As an Italian expat, I have fallen in love with Umbria, and with Umbrian wine. Last fall, I had the pleasure of enjoying a day at the Lungarotti winery in Torgiano, a quaint town between Perugia and Assisi in the rolling hills of Umbria. I often talk about the passion of Italian winemakers, but I would soon learn how deep a family’s passion can go. Our tour guide at Lungarotti was Grazia, who had an interesting story of her own. She actually visited the winery with her school when she was only six years old and today, as a young adult, leads the company’s hospitality efforts.
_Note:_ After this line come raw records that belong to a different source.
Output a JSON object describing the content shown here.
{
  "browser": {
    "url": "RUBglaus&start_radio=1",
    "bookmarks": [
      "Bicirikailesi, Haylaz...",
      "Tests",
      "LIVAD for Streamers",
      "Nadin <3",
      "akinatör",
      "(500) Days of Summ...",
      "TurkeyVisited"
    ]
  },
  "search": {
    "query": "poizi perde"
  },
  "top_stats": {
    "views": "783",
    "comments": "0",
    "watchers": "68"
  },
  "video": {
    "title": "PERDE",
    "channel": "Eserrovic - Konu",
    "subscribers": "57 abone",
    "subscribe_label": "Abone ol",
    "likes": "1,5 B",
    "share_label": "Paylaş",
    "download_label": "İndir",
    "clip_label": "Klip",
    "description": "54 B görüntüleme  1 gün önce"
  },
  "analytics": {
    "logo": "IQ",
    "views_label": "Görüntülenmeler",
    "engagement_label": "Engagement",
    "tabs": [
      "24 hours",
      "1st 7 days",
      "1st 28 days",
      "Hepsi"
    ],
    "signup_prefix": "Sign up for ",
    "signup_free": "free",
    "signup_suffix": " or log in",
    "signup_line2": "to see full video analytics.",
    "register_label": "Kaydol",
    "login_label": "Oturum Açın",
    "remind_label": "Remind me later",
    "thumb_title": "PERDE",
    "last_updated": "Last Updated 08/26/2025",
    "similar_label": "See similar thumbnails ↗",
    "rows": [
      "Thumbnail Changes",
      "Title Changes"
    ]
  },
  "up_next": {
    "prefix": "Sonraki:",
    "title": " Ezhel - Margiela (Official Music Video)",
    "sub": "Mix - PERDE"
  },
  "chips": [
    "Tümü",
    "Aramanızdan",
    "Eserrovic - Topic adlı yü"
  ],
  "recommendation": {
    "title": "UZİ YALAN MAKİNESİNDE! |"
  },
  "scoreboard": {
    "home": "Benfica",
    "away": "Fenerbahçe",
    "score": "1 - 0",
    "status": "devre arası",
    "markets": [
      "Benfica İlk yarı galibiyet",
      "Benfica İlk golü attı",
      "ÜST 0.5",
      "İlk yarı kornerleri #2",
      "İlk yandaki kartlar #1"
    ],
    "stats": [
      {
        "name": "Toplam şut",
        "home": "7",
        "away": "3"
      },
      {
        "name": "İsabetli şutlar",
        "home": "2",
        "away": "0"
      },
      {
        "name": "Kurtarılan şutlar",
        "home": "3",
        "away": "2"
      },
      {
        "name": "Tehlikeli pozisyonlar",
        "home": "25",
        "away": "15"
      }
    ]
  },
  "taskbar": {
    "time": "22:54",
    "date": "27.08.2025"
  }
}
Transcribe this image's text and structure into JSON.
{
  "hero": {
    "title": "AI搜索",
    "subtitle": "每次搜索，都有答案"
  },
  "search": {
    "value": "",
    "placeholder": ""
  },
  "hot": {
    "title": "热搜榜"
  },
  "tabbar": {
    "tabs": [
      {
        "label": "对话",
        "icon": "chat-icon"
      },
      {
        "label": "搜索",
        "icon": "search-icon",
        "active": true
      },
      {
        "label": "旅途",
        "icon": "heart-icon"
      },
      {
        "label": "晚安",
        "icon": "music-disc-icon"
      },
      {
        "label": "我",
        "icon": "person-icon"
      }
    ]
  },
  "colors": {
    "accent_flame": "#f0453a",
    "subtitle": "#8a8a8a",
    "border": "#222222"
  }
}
Lungarotti wines was founded by Giorgio Lungarotti in 1962, what started as a small hobby among family and friends. His passion for production grew and he studied and invested in the land and the vineyards to create the best possible wine the region could produce. Some refer to Giorgio as the one who "drew the world wine map in Umbria". He would soon amass a burgeoning wine business, along with wine tourism, that is now the talk of the region.
Today, Giorgio’s sisters, Chiara Lungarotti and Teresa Severini, run the company and they both stopped by to introduce themselves and express their passion for the business. Both are actively involved in the day-to-day activities at the winery and also with the family’s 5-star resort that attract travelers from all over the world seeking a luxury wine tasting experience.
In their continuing quest to turn Umbria into a true wine tourism destination, the Lungarotti’s built the spa resort, Le Tre Vaselle in Torgiano. We were fortunate enough to enjoy our wine tastings at the resort’s elegant restaurant where the chef introduced several courses. On my next trip, I hope to experience the spa at Le Tre Vaselle and enjoy one of their vino treatments.
The family also owns Poggio alle Vigne, a sprawling country house set among the Lungarotti vineyards that is a popular destination wedding spot. The town of Torgiano is a destination unto itself with quaint old buildings and narrow streets lined with vegetation. It is also popular shopping destination for cashmere, which the team at Lungarotti can arrange shopping tours for.
In 1974, the Lungarotti’s opened one of the region’s first wine museums, today, a world class private collection of historical artifacts that document 5000 years of wine history. There are few wine museums anywhere in the world with the number and quality of works on display, covering twenty rooms of exhibits in the Palazzo Graziani-Baglioni.
The newest endeavor, the Olive and Oil Museum opened in 2000, features artifacts pertaining to the origins and mythology of the olive, and its use in religion, medicine, nutrition, sport, and cosmetics.
Running the Lungarotti business is truly a family venture. Giorgio’s wife, Maria Grazia, oversees the Lungarotti Foundation, established in 1987 to manage the family’s museums and historical artifacts.
The winery and showroom are must-sees on any trip to Umbria. The highlight of our tour was the visit to the winery’s safe, where vintages leading back to the winery’s opening in 1962, are stored. Some years, there were only four bottles remaining (a good year) and other years, there were dozens of bottles in the bin. They’re stored, sold and enjoyed for special occasions with some bottles commanding upwards of $1,000 a bottle.